The Grand Old Dame of York review at York Theatre Royal – ‘Berwick Kaler’s anarchic swansong’
This year’s panto is one long bow for writer, director and long-running dame Berwick Kaler. Marking 40 years of what he calls the “annual rubbish”, The Grand Old Dame of York is a wonderfully chaotic swansong, saying goodbye as only Kaler can. As the cast sing, “there’s no panto like this panto”.
Unlike celebrity vehicles elsewhere, the stars of the York Theatre Royal’s Christmas offering are local heroes – familiar faces who come back year after year. Stalwarts Martin Barrass, Suzy Cooper and David Leonard, with 32, 24 and 29 pantos apiece, are all on brilliant form this year, with Leonard’s baddie soaring to new heights of hammy villainy.

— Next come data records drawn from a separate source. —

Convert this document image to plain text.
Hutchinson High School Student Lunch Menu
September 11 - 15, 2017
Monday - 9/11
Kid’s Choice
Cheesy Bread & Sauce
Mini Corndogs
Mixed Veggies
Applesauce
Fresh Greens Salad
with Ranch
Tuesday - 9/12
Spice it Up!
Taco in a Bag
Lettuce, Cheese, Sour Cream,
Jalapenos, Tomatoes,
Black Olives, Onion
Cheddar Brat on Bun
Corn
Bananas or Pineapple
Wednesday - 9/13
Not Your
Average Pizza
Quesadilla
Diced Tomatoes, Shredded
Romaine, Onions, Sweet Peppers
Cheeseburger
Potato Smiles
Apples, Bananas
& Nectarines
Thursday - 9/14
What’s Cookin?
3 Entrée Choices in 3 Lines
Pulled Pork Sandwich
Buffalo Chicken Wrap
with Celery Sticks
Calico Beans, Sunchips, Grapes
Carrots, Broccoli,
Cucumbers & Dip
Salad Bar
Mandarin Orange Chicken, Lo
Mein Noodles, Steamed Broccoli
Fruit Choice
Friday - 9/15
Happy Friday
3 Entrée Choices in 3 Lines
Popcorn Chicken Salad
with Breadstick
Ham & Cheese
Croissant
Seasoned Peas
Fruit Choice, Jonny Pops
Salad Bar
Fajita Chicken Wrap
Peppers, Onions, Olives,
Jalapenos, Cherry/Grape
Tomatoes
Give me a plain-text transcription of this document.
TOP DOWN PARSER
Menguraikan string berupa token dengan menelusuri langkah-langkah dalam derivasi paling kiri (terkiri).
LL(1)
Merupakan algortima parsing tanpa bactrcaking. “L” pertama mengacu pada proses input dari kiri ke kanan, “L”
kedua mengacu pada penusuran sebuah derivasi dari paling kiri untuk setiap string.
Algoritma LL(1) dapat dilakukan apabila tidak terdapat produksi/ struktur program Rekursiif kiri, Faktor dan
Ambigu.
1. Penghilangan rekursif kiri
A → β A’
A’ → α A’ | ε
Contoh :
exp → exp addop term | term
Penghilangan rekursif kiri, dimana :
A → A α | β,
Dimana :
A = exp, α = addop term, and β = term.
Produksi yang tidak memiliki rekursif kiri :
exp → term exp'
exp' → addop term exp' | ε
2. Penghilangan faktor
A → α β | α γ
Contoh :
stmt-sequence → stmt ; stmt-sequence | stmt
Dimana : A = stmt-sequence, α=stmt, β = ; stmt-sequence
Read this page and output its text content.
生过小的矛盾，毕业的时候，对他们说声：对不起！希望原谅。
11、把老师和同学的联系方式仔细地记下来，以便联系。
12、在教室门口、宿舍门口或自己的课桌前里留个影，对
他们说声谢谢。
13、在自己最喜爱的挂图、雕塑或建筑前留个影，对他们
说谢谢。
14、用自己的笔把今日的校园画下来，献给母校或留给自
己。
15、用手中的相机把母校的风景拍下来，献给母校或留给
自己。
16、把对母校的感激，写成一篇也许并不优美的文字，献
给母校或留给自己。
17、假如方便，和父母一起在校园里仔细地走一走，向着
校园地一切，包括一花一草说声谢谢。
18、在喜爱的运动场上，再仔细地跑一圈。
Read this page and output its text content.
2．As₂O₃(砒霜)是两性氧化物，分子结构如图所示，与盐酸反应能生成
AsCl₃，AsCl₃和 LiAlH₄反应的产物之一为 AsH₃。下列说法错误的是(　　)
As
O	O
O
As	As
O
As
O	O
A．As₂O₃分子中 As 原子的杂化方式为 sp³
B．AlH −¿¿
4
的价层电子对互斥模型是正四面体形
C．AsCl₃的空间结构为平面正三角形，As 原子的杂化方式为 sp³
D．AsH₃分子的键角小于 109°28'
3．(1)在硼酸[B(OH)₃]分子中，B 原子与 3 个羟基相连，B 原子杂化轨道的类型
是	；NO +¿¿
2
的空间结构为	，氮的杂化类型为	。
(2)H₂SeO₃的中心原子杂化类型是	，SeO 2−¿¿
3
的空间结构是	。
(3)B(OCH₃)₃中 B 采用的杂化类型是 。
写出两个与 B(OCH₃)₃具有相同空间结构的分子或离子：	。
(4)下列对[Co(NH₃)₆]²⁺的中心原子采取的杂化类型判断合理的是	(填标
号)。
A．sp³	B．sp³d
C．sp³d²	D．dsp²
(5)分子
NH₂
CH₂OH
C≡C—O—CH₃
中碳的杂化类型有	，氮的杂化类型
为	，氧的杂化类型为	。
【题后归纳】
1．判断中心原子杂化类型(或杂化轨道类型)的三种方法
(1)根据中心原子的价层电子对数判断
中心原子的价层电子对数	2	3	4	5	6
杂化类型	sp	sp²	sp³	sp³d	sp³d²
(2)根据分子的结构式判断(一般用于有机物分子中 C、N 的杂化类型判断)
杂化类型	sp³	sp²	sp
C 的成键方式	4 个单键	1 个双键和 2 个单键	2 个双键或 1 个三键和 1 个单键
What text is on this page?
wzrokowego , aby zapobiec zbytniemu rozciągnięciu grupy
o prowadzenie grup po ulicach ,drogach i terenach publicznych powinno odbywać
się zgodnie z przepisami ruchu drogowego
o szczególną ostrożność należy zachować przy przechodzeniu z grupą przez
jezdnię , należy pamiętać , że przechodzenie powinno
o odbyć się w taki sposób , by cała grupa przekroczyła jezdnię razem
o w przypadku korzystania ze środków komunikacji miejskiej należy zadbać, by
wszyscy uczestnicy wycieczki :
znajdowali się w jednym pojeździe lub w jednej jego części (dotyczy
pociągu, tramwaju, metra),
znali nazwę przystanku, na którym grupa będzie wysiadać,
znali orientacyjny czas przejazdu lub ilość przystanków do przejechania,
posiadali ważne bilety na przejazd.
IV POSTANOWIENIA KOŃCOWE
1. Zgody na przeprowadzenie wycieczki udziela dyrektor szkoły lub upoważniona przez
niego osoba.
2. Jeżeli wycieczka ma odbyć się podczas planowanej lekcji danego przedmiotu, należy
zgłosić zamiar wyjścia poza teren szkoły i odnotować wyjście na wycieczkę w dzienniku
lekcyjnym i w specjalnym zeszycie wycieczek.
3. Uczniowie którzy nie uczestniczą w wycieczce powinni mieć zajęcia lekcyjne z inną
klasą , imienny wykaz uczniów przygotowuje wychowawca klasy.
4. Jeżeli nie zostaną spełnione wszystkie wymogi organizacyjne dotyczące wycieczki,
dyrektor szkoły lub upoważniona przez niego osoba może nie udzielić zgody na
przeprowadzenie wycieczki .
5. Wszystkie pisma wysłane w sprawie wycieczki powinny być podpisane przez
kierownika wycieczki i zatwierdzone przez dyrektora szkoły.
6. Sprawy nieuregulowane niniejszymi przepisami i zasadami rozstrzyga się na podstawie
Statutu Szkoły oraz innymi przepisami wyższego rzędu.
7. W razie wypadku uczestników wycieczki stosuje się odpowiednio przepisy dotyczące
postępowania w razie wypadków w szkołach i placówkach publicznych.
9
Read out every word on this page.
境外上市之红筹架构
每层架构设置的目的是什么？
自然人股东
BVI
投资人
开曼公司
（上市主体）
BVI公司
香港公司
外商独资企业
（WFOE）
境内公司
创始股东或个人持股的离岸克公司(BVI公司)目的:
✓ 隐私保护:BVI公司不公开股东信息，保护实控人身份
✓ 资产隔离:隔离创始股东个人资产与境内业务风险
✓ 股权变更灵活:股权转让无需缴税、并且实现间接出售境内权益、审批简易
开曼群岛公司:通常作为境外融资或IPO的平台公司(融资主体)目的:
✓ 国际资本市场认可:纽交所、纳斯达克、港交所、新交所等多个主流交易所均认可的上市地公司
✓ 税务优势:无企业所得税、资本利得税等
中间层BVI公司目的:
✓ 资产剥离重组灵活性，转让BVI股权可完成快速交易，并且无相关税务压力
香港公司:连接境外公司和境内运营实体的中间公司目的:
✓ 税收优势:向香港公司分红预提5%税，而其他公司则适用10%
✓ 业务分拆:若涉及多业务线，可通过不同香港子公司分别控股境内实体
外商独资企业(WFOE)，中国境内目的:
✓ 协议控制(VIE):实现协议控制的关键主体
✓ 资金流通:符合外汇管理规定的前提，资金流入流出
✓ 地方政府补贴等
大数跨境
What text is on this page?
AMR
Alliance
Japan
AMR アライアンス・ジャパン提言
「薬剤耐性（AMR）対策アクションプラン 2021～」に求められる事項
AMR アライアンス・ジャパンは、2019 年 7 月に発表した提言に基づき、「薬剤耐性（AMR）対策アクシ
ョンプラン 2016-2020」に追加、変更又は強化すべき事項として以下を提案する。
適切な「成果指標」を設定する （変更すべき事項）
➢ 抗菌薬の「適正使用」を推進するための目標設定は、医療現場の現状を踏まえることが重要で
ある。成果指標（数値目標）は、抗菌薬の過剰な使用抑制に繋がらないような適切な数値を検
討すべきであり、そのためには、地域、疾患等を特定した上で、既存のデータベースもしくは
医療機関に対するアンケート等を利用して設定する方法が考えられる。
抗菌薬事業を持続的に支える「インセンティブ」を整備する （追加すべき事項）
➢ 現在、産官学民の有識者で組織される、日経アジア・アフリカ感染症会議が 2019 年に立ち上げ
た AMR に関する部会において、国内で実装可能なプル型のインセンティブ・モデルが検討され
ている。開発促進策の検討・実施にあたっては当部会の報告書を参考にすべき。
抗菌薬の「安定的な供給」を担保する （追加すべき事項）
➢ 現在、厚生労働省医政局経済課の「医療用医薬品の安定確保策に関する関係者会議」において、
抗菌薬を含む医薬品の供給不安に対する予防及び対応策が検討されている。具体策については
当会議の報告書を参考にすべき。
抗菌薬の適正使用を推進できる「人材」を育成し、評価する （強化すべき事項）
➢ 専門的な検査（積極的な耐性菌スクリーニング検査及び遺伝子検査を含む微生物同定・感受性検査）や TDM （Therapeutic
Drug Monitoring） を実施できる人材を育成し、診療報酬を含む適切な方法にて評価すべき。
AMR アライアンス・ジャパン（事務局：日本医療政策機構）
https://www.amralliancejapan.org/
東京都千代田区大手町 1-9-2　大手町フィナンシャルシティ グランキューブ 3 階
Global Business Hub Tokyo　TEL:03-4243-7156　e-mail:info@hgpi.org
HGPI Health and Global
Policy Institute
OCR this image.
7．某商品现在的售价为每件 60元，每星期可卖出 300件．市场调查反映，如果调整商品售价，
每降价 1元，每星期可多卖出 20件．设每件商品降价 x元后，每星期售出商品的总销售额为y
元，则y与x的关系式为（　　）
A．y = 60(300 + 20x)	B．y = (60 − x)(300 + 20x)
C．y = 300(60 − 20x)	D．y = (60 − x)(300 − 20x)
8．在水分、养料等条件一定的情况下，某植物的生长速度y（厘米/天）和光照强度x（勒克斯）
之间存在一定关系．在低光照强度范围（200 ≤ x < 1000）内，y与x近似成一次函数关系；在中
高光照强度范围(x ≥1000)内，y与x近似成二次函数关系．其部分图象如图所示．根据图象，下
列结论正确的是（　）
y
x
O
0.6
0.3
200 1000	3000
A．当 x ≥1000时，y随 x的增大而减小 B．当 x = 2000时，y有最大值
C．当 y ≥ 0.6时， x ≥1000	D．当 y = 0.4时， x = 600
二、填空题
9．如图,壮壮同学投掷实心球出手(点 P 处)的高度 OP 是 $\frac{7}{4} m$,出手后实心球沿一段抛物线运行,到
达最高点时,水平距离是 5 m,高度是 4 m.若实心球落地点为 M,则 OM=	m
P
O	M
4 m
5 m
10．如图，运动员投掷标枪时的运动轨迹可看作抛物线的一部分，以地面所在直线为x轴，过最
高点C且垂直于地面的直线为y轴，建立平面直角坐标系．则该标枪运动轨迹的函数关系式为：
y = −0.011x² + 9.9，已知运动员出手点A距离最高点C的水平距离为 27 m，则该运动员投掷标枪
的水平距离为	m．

The story, if you can spot it amidst the slapstick and in-jokes, concerns a threat to the laughter that Kaler’s panto has been bringing to York audiences for four decades. We’re in the last bastion of humour – a fiction that’s easy to believe as Brexit chaos engulfs the country. But someone wants to stop the giggles and guffaws: dastardly Les Miserable, part-time dentist and full-time villain.
It’s all precisely as ridiculous as it sounds. The running gag is that the script hasn’t yet been written, and the action is even more anarchic than usual. One moment we’re in a dentist’s surgery, the next the dame is flying away in a hot air balloon. But in a rare quiet moment, as Kaler sings alone while the set is dismantled around him, it’s apparent just how much this “rubbish” means to both creator and community.